Lockdown – Day Twelve

Hi Readers. Hope your own version of lockdown is managing to keep you entertained and indeed employed. Hope this tale is helping with the first part of that statement too!


Here we go once more…day twelve…enjoy…


[image error]Photo by Gratisography on Pexels.com

DAY TWELVE


Sarah


I slept much better at Cliff’s house than here. Maybe it’s the deserted nature of this place or the feeling that we can’t stay here that is having a knock-on effect. I slept alone tonight. I assume Rebecca slept on the sofa, if she slept at all. She looks drawn this morning, like she has been crying quite a lot. I can empathise with her a bit, except for her it could be worse because she doesn’t know what has happened, at least I have the closure of knowing everyone in my family is dead.


“Would you like some fruit?” I ask, offering her an apple from yesterday.


She shakes her head and gives me a wry smile, “No thanks.”


I sit next to her and put my arm around her small shoulders. We sit in silence like that for a while. If I’ve learnt anything in recent months it is that the world used to be full of far too much noise and now is full of a lot of silence, but sometimes that is exactly what you need.


John


I decide not to intrude when I see Rebecca and Sarah together. Instead I figure I might as well prepare us to leave. In truth there isn’t much here for us to take. A few bits of dried or canned food that are left is about everything in addition to what we brought with us.
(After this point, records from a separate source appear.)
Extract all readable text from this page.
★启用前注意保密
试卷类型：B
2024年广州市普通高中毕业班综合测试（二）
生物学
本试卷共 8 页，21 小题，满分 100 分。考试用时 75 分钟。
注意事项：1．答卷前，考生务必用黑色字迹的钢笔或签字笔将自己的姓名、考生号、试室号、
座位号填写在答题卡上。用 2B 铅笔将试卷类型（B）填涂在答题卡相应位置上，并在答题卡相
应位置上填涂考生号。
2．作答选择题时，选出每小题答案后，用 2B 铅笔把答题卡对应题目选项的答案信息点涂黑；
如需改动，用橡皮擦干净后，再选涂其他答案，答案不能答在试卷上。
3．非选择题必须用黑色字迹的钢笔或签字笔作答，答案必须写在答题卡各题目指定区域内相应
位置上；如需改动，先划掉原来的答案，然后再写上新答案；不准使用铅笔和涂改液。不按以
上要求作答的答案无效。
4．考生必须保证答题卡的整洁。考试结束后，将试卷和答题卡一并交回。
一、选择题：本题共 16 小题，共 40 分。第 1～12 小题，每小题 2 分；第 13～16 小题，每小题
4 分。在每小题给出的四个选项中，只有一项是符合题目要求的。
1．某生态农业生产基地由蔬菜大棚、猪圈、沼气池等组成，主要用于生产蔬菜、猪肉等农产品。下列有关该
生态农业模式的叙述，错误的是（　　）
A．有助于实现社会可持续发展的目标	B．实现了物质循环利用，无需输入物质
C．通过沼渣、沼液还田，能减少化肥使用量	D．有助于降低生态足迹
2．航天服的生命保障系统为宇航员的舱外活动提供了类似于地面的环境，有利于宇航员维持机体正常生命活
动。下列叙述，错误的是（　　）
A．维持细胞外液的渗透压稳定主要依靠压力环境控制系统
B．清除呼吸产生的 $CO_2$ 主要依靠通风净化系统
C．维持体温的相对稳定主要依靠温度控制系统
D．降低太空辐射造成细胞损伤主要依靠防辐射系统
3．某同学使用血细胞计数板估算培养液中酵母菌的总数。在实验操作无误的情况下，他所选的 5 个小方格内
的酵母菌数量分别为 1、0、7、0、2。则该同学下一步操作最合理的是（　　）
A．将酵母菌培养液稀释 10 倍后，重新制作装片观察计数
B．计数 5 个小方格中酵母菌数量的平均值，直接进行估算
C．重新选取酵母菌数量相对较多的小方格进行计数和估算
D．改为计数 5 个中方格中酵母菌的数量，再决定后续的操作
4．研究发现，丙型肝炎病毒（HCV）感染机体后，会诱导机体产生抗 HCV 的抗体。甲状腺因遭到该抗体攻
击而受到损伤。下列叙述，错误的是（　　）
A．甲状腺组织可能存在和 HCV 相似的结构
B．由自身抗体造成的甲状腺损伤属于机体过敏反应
I imagine Rebecca might like to take some sort of memento, maybe a photo, to help her remember but I don’t think now is the time to be talking about that kind of thing.


I search everywhere I can think of for keys to unlock the garage, through drawers, cupboards and hooks on the walls but keep drawing blanks each time. I decide I have to ask as it seems so important.


“Rebecca? Sorry to interrupt but I wondered if you know where your parents might have left a key for the garage?”


She looks at me like she resents my interruption and answers without really sounding like she is of this place, “Try my Dad’s coat pocket.”


“Thanks.”


Funny how you get to know the foibles of others. In a khaki parka hanging by the front door, there they are.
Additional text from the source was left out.